7) I've been to Pawtucket, Lowell and Portland, and if I had to rank the Red Sox farm teams' respective ballparks, I'd rank Hadlock Field, home of the Sea Dogs, last. It's not that it's unappealing; it's actually quite nice in a faux retro way. Hadlock just lacks the classic charm of the other two, probably because the incessant clanging of the metal bleachers inevitably has you checking to see if they sell Advil at the concession stand. But make no mistake, for Sox fans who are eager for a glimpse of the team's future, Portland is the place to be this summer. Not only will primo prospect Hanley Ramirez start the season there, but last season's top pick, the Eckstein-esque Dustin Pedroia, has been assigned to the Sea Dogs, where he'll learn to play second base. And several of Boston's most intriguing pitching prospects will begin there as well, including Jon Papelbon, the poised righty who played Sammy (Chico Escuela) Sosa a few notes of chin music a few days ago. Should make for an heck of a team, and for $6 a ticket, you can't beat the price. Just remember to pack the Advil.
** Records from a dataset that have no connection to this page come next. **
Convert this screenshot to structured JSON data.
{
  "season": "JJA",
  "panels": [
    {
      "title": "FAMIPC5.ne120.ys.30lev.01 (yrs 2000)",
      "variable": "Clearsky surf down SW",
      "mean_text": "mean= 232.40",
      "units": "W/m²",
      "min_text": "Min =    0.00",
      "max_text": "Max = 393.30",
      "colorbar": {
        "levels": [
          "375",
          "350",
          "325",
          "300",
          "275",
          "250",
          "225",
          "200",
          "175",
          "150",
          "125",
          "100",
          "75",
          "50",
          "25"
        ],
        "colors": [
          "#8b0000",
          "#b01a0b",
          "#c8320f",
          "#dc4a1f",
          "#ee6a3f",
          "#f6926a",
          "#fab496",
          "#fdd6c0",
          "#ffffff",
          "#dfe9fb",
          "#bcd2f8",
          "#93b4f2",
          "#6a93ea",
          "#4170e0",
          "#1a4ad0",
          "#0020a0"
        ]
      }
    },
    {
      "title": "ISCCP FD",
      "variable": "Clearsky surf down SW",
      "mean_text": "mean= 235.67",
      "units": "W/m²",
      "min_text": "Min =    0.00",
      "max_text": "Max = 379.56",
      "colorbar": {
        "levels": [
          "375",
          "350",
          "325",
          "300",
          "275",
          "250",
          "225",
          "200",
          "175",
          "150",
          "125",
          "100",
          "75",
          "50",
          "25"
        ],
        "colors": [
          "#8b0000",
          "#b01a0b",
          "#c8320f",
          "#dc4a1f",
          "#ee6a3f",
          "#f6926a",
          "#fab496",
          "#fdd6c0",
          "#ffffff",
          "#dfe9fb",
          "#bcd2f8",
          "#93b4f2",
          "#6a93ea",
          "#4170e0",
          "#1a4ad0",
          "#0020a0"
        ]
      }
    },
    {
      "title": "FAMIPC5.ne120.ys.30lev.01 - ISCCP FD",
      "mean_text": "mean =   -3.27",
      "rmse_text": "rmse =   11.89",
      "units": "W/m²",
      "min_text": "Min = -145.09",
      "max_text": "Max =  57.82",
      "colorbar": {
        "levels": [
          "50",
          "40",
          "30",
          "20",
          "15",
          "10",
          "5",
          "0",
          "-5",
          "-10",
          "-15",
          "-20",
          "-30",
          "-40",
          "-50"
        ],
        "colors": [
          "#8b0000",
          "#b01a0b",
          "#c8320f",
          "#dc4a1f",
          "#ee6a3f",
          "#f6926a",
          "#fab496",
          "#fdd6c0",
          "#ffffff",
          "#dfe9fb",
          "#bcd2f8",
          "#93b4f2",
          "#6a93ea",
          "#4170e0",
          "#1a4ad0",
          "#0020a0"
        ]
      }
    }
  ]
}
8) I'm pretty sure that stoic tough-guy Jason Varitek's appearance on "Queer Eye for the Straight Guy" is a sign of the apocalypse. After all, this is the same macho dude who was reportedly furious when A-Fraud's blush got smeared all over his catcher's mitt during their infamous rumble. No, really.
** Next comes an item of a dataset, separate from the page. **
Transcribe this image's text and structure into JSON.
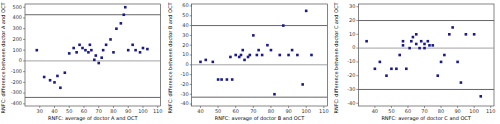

9) My Tampa/Ft. Myers itinerary, as I understand it from my buddy's bachelor-party planning committee: Sox-Pirates Sunday, followed by fine dining at Hooters. Head to Clearwater for Monday's Phillies game, followed by delicious snacks at Hooters. Try to get Sox-Yanks tix on Tuesday. After failing miserably, watch the game at a restaurant. Possibly Hooters.

Since I'm traveling sans laptop I won't have a new column up 'til at least Tuesday, but I will be hauling my digital camera along with me, so I may get some pics posted the next few days. Keep checking in, and if you need me, well, I think you know where to find me. (Hint: Hooters.)